Chi-squared values for each individual
word are indicated in the table. Those that are significant are shown in
bold letters. The last row shows total chi-squared values for each novel
and the Engwall corpus, ranging from 52.36 (*Clair*) to 746.42 (*La
Vie devant soi*), indicating that the difference between the frequency
of these synonyms is smaller in *Clair de femme* and larger in *La
Vie devant soi*.

When a chi-squared test on the four Gary
novels (using the contingency table) is done, the following results are
obtained. The least significant value is indicated by *Gros-Câlin*
(76.75), followed by *Ticket* (104.11) and *Clair* (121.61).
The most significant value is indicated *La Vie devant soi* (255.34).
When the three novels -- *Clair*, *Ticket* and *Câlin* --
are compared, the following chi-squared values are obtained: 44.14
(*Clair*), 33.61 (*Ticket*) and 31.45 (*Câlin*).
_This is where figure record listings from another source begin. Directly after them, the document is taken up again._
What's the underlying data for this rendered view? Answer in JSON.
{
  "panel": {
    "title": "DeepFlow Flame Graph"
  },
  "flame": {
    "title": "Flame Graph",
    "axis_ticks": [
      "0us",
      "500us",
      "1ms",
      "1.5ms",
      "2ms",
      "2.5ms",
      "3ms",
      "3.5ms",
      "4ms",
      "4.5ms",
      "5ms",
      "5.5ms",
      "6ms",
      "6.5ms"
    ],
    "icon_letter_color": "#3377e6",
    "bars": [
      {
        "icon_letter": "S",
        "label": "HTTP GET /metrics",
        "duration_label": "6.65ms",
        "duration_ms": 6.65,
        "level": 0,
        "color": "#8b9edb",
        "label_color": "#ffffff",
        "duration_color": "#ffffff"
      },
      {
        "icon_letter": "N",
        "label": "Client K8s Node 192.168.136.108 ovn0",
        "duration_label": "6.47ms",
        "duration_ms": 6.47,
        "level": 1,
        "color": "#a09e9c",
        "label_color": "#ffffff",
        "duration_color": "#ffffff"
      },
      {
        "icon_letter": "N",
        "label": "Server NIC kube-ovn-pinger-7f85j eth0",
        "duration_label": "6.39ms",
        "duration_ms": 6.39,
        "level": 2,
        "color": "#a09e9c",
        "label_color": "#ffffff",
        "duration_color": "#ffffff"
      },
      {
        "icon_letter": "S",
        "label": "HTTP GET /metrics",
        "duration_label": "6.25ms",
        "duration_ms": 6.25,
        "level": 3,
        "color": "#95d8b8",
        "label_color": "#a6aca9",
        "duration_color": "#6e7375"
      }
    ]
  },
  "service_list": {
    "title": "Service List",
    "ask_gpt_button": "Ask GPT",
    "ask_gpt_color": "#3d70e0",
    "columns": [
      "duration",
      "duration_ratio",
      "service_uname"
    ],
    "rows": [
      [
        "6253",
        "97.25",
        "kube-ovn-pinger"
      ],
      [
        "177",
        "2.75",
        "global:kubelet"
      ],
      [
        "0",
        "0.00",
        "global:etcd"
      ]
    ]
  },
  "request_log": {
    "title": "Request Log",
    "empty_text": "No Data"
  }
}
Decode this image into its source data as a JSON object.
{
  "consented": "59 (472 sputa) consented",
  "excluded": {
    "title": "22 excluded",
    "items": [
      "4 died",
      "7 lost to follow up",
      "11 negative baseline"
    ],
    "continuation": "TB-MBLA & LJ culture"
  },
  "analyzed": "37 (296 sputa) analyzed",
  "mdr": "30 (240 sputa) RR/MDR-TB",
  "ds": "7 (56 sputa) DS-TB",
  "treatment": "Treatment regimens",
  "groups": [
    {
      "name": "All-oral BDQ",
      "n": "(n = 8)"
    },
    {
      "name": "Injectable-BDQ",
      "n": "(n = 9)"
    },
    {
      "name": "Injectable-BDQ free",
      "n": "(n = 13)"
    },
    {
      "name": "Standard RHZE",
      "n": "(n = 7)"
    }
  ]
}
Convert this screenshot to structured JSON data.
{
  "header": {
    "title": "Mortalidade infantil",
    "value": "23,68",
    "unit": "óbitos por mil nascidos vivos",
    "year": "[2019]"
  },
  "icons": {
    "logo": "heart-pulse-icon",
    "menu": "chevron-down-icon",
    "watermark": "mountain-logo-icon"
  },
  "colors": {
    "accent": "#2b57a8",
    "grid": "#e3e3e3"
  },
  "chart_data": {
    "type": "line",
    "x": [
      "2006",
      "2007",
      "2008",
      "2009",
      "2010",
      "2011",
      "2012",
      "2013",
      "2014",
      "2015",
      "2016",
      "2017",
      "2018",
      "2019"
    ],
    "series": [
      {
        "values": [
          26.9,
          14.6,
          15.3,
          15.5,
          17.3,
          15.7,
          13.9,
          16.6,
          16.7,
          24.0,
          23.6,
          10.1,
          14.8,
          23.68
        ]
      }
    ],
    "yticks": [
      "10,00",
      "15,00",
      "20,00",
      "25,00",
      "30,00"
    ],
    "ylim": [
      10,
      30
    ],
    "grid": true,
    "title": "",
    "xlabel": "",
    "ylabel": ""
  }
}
Total
chi-squared value for the three novels is 122.2, indicating once more that
the paired words do not occur at the same frequency in the three novels.

When the same test is done on *Clair*,
*Ticket* and *La Vie*, the following chi-squared values are obtained:
155.9 (*Clair*), 128.69 (*Ticket*) and 185.61 (*La Vie*).
The total chi-squared value for all three novels is 470.20, which means
that there is a greater difference between the frequency at which these
paired-words occur in the novels *La Vie* and the two Gary novels,
taken together, than between *Gros-Câlin* and the two Gary novels
taken together; in turn, this indicates that *La Vie devant soi* stands
apart from the other three Gary novels.

While *Gros-Câlin*, the first
Ajar novel, closely resembles the two Gary novels, *La Vie devant soi*
is so significantly different from the two Gary novels that it could have
been written by another author. It would appear that Gary did not feel
the need to change his style drastically in *Gros-Câlin*, his
first Ajar novel, feeling confident that nobody would make the connection
between him and Ajar. But, when critics saw similarities between* Gros-Câlin*
and the Gary novels, he became increasingly paranoid and wrote *La Vie
devant soi*, being out to prove that he was not Ajar. In so doing, he
consciously or unconsciously changed the genetic fingerprint of the Gary
style in that novel.

In this way, the findings in this paper question the notion that function words (and synonyms) constitute a genetic fingerprint of an author's style.